Die Kamera-Einstellungen in den Kämpfen sind hin und wieder sehr anstrengend.
Am Ende des Tages bleibt von Karmesin & Purpur so manches hängen, was die negativen Aspekte verdrängen kann: Die offene Spielwelt ist toll, der aus Arceus übernommene Spielablauf macht schnell süchtig und es sind viele Quality-of-Life-Verbesserungen dabei, die in zukünftigen Editionen hoffentlich beibehalten werden. Die Storys bieten Dutzende Stunden Spielzeit, die insbesondere durch den Erkundungsaspekt vervielfacht werden: Wer von A nach B läuft, findet unterwegs genügend zum Sammeln, Fangen, Bekämpfen. Später kann man per Flugtaxi an die Orte zurück, die man schon besucht hat. In spaßigen, aber anspruchslosen Tera-Raids (ähnlich den Dyna-Raids aus den Editionen Schwert & Schild) lassen sich seltene Pokémon fangen und Materialien finden. Es ist nett, den eigenen Charakter zu stylen, teure Klamotten zu kaufen und mit einer 50.000 Pokédollar teuren Ledertasche zu flexen. Zudem sind Karmesin & Purpur vom Schwierigkeitsgrad her nicht so simpel wie befürchtet. Das eigene Team zu leveln ist nicht dasselbe Kinderspiel wie in Pokémon-Legenden: Arceus, auch wenn der EP-Teiler fleißig mithilft. Es erfordert deutlich mehr Aufwand als zuvor und schafft damit hoffentlich eine Trendwende, nachdem die Editionen Schwert & Schild quasi ohne Zutun durchgespielt werden konnten. Die Erfahrungspunkte wurden damals so großzügig ausgegeben, dass kein zusätzliches Training abseits der Kämpfe nötig war.

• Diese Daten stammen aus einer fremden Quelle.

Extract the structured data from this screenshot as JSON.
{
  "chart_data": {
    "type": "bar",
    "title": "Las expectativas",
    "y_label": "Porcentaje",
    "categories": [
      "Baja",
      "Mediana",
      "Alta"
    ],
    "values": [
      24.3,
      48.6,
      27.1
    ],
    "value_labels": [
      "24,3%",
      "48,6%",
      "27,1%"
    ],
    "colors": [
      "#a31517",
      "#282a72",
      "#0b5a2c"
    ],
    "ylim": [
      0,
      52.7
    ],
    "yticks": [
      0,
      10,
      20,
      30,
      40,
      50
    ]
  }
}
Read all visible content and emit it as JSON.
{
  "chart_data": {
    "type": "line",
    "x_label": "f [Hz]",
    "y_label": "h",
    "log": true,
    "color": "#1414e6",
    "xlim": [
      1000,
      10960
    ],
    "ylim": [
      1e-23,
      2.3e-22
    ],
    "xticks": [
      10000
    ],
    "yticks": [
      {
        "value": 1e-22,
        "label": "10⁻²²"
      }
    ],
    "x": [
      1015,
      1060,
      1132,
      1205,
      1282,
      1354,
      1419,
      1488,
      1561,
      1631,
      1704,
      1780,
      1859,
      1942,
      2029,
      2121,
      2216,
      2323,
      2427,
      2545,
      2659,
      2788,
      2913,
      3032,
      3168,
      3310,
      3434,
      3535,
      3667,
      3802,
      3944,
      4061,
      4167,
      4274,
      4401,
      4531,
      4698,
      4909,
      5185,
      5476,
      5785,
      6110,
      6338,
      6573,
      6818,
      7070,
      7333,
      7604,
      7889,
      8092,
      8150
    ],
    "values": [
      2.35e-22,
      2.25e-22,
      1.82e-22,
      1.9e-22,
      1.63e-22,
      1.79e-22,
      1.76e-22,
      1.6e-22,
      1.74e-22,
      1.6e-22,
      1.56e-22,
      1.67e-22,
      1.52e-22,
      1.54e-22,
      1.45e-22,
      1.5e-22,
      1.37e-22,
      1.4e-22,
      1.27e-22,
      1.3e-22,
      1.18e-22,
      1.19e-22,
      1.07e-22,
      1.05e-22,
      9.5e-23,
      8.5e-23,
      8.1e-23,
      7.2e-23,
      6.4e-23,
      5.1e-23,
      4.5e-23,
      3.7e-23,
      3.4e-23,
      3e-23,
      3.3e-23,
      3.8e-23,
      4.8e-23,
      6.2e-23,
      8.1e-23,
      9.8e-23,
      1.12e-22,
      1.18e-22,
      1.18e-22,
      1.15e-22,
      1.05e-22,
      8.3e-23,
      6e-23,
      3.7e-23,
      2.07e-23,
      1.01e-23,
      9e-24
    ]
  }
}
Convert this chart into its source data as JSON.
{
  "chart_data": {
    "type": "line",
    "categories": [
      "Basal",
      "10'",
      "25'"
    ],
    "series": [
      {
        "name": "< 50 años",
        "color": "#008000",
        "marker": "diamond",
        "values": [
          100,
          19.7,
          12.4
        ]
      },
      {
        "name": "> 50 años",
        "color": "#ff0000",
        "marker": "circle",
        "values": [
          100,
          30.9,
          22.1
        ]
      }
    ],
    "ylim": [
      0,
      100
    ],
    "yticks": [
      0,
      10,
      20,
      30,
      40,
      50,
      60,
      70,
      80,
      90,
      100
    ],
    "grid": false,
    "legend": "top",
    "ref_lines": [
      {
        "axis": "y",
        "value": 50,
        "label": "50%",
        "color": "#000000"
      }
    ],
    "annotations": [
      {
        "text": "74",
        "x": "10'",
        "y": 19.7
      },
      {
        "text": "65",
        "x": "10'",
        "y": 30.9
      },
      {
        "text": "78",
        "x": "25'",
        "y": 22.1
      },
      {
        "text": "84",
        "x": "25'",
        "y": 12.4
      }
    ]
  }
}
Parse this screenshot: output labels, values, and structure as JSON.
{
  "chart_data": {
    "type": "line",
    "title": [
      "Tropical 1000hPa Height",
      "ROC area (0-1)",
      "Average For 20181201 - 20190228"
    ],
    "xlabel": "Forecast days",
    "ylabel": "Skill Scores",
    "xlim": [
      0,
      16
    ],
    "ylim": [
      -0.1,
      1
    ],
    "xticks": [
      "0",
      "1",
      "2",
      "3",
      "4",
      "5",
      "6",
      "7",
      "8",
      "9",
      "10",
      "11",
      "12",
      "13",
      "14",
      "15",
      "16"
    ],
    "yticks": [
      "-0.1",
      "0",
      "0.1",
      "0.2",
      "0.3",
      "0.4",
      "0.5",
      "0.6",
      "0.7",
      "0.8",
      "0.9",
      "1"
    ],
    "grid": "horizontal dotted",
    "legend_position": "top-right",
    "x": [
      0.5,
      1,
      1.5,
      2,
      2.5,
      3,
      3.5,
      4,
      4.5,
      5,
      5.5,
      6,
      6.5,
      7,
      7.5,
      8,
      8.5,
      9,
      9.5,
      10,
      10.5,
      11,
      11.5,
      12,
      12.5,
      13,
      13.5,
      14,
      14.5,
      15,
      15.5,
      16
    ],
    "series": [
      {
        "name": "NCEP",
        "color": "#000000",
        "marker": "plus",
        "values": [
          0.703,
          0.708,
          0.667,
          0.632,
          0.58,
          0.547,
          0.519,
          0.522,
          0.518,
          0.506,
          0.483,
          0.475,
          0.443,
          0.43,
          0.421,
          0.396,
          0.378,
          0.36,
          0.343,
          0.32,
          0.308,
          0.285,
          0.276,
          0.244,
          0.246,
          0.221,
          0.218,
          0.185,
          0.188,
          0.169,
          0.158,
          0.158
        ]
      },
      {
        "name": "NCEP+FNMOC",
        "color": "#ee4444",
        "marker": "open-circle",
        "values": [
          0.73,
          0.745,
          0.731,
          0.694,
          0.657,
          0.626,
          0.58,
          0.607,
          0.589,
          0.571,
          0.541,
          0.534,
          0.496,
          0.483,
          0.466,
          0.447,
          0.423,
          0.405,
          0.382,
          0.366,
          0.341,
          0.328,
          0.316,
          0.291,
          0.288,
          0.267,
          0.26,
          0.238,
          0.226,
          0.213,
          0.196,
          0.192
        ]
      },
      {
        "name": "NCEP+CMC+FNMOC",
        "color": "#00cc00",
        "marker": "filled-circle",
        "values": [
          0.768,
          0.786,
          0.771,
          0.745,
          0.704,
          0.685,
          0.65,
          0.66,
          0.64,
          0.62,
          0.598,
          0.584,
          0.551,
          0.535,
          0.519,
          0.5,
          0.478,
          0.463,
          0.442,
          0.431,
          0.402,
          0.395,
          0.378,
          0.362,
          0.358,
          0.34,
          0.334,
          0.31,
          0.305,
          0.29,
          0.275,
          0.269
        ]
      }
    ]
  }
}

Der Weg des Champs beginnt – zumindest, wenn ihr Bock drauf habt.
Trotzdem ist es so, dass Game Freak hier bemerkenswert unterentwickelte Spiele herausgebracht hat. In so vielen Aspekten hätten Karmesin & Purpur noch mindestens ein Jahr Entwicklungszeit obendrauf gebraucht, um zu den besten Titeln der Nintendo Switch werden zu können. Stattdessen setzt Game Freak die Strategie fort, möglichst viele Pokémon-Spiele in möglichst kurzen Perioden zu veröffentlichen. Koste es, was es wolle – und zuletzt hat es besonders viel Spielqualität gekostet. Was Game Freak aber offenbar nicht zu interessieren braucht, denn egal, wie laut langjährige Fans nach besseren Spielen buhlen, sie verkaufen sich ja doch Jahr für Jahr zig millionenfach. Ein bisschen zu recht, ist Pokémon doch nach wie vor ein unantastbares Franchise und im Kern ein Konzept, das unweigerlich Spaß machen muss. Es stellt sich lediglich die Frage, wie lange Game Freak diese Gewinnmaximierung fortführen kann, bevor der Großteil der Community das Weite sucht.